Creating a profitable and sustainable business will involve reducing the current fleet from 48 aircraft to 19 and reducing all unprofitable routes and services.
In the proposed restructured airline, the current 4 708-strong South African workforce will be reduced to 2 440 employees “either on different terms and conditions to those currently existing, or as to ensure that the restructuring can take place,” the document states.
Employee groups that will be affected
“We must emphasise that no final decisions have yet been taken, nor will any final decisions be taken until we have exhausted consultation and hopefully reached an agreement,” the BRPs say.
In a statement, the National Transport Movement’s (NTM) president Mashudu Rapheta said it is disturbed by the number of job losses expected at SAA.
“The number is not what we expected and it is disheartening that such number had doubled from what we were told in November 2019,” said the union. In 2019 unions threatened to go to court over plans to cut more than 900 jobs at the airline.
Rapheta reassured members that NTM would “do everything humanly possible and within the ambit of progressive collective engagements with the BRPs and all relevant stakeholders to minimise the negative impact of the business rescue”. This includes proposing an employee laying-off scheme, calling for voluntary severance packages and looking at the redeployment of skilled labourers to other state entities.

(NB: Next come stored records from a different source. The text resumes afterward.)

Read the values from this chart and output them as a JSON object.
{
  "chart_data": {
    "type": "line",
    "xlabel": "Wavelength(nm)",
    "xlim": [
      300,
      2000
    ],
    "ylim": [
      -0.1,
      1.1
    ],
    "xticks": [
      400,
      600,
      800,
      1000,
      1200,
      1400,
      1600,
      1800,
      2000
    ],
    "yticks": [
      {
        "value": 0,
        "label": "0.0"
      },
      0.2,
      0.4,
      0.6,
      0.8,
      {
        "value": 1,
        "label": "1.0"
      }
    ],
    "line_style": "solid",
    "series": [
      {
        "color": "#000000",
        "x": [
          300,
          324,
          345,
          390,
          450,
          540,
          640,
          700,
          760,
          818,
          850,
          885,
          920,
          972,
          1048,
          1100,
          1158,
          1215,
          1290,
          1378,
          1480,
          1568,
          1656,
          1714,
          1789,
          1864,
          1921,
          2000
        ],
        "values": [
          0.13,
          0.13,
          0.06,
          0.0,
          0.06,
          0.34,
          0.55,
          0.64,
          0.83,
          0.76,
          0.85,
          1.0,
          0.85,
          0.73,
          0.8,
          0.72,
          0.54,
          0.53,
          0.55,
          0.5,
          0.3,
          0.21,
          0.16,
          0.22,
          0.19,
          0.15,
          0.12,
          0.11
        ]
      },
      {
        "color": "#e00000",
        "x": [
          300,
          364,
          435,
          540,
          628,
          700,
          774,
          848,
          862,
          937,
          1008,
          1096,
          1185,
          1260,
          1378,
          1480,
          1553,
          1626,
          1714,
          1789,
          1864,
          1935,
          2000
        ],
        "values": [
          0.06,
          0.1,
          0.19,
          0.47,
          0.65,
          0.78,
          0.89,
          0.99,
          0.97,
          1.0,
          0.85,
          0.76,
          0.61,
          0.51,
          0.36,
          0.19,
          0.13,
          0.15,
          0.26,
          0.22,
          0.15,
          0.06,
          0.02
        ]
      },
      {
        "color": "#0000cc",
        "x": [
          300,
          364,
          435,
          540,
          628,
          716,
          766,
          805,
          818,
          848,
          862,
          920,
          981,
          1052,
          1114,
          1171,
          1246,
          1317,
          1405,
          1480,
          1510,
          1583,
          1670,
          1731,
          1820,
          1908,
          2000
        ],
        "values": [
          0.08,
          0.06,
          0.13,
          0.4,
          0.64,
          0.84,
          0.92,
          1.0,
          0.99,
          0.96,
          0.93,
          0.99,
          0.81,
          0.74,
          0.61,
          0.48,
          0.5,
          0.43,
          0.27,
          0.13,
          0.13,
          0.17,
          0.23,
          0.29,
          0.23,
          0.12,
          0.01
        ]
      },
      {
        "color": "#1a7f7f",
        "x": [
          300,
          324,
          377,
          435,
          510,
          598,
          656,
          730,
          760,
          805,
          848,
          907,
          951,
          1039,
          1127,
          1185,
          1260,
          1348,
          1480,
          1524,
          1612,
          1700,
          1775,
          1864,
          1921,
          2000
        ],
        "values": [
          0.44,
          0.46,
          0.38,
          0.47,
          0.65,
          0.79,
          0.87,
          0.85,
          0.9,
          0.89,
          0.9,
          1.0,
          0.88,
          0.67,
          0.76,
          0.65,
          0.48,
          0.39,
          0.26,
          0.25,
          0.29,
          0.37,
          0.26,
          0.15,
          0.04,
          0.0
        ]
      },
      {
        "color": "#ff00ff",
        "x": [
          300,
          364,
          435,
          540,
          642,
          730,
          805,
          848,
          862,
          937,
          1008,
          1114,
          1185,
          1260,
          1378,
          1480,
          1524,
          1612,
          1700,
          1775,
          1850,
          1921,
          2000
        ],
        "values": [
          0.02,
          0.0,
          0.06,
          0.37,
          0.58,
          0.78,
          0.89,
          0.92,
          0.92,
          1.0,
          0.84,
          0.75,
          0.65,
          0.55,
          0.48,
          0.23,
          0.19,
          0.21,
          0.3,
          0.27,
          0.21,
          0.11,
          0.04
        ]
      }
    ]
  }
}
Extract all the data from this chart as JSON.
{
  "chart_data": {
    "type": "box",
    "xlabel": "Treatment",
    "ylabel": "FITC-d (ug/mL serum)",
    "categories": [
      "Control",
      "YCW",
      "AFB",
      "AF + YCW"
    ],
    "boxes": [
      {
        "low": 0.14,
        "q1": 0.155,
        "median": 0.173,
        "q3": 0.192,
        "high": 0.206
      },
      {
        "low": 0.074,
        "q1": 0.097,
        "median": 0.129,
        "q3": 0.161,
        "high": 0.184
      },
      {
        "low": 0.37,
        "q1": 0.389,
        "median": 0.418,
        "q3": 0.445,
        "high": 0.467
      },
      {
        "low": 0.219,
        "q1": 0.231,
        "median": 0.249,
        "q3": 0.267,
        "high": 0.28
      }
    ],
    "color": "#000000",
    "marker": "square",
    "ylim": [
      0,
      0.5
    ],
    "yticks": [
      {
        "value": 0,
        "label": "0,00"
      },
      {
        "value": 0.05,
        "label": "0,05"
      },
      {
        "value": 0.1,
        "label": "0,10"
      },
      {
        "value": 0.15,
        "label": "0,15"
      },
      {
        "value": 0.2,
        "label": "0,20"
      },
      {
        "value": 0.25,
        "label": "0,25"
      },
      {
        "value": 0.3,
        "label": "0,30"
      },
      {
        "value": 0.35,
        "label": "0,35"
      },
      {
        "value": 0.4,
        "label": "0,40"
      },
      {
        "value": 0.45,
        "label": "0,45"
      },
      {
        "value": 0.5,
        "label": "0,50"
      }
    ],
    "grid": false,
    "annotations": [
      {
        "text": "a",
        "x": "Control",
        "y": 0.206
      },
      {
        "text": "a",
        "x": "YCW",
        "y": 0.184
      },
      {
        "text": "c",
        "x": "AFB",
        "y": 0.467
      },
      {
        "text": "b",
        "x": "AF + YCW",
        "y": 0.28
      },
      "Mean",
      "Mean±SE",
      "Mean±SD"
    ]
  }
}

The BRPs also mention engaging with various structures, including the Unemployment Insurance Fund, to find alternatives to the retrenchments.
On the expedited process, the South African Transport and Allied Workers Union’s (Satawu) Zanele Sabela said given the number of times the BRPs mention the possibility of liquidation in the notice “one gets a sense that BRP is trying to scare us into submission”.
“We knew this was coming when SAA was put under business rescue,” Sabela said. “However, we will engage in the process to ensure the best outcome for the workers”.
The South African Airways Pilots’ Association (Sapaa) was more damning in its response. “Whilst there is a need to right-size some parts of the business, these retrenchments are mainly an indictment of current and previous SAA Boards, management and the shareholder for allowing SAA to sink this low,” the association said.
Over 270 pilots could potentially be cut as SAA cuts routes both internationally and domestically where it will only retain services from Johannesburg to Cape Town.
“The basis of the letter is flawed and the assumptions used to determine route cuts are irrational,” said Sapaa.
“The route cuts have rightly been criticized by the government, and a review of the cuts is now underway. There is no business case for SAA to exit the domestic routes, other than that punted by the likes of Mango, who hope to gain from this”.